Let's take a look at some oft-used lineups and see if the age old pattern holds up, wherein the starters are very bad and the magical "Lowry plus bench" lineup saves the team. Since the break:
Lineup | Defensive Rating | Net Rating
KL-DD-JJ-LS-JV: 114 DRTG, -9.3 RTG --- Yep, it's the same old story.
KL-CJ-TR-PP-BB: 128.6 DRTG, -17.7 RTG --- Or, you know, not.
That's bad. Really bad. Something has gone awry with that bench unit. And with it being the catch-all solution of late to all of the team's struggles, when they struggle something bad is happening.
On the upside, the DeMar plus bench lineup has been solid defensively and in general.
No other lineup has played over 30 minutes over the past nine games, and the small-minutes lineups are a muddle of moderately good to moderately bad defensive lineups. Seems we should focus on the main two lineups.
The starters struggling is nothing new, and nothing surprising. Johnson's fall from grace defensively has not helped, and the issues with Valanciunas starting beside Scola are the same as they've ever been. Opposing teams are shooting well (53% eFG%) against this unit and not turning the ball over much (11% TOV%), while being pretty average on the offensive glass and getting to the line.
The bench, though. This is new, and it could be scouting or it could be effort, but it's bad.

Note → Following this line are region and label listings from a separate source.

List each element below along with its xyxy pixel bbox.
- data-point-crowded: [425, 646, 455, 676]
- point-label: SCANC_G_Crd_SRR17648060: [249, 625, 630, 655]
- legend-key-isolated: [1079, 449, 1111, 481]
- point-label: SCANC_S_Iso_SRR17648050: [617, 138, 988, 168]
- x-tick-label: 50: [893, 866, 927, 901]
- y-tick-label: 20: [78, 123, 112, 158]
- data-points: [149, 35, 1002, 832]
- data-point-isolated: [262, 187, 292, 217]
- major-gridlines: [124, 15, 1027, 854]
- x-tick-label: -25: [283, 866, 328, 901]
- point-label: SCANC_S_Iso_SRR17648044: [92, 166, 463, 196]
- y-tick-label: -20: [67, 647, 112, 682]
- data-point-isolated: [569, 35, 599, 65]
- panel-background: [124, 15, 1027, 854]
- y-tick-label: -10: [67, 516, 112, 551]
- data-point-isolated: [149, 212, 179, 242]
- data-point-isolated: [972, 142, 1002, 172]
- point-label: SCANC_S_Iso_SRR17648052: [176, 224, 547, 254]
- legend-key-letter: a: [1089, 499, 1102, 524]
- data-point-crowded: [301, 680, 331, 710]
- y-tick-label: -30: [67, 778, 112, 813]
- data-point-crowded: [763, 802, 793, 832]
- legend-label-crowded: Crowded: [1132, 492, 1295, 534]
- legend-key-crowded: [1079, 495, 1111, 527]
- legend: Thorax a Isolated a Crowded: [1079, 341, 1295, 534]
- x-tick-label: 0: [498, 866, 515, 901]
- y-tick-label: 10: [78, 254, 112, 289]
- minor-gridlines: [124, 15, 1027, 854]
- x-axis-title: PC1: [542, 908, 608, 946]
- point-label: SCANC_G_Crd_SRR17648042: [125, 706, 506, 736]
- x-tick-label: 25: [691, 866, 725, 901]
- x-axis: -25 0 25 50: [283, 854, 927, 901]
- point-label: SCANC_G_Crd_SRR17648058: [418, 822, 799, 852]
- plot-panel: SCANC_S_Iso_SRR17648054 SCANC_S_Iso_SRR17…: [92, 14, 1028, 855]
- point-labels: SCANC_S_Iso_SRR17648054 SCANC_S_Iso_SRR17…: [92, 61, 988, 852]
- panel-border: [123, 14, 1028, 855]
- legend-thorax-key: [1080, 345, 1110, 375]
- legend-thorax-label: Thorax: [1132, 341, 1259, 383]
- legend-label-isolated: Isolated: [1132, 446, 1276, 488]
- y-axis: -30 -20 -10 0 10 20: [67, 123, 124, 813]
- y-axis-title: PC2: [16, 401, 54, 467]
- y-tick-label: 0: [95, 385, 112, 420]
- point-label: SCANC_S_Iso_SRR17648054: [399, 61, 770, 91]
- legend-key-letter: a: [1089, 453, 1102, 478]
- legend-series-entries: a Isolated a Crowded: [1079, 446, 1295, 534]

The bench is allowing opponents to shoot an astounding 61% eFG%, are fouling at a rate much worse than the starters are, though they are forcing some turnovers (13% -- not great but pretty average). But besides the high shooting percentage, the big issue is that the bench has completely fallen apart on the defensive boards. They are giving up an offensive rebound on over a third of their opponents' misses. So even in the rare event they get a stop of late, they are giving the ball right back by not boxing out.
How do we fix it, though?
Not sure. There's the standard response -- Patterson starting and Scola coming off the bench. And it probably addresses a couple problems, giving the bench unit a better rebounder, and the starters a more mobile defender. But it might not really fix the big problem we are seeing. Carroll coming back could help reduce JJ's minutes and see an uptick in wing defense.
But any one thing will probably not be enough to get the team back on track.
What have you seen in the Raptors' defensive slippage? Anything I missed here? Any obvious solutions? Or is it simply a matter of effort?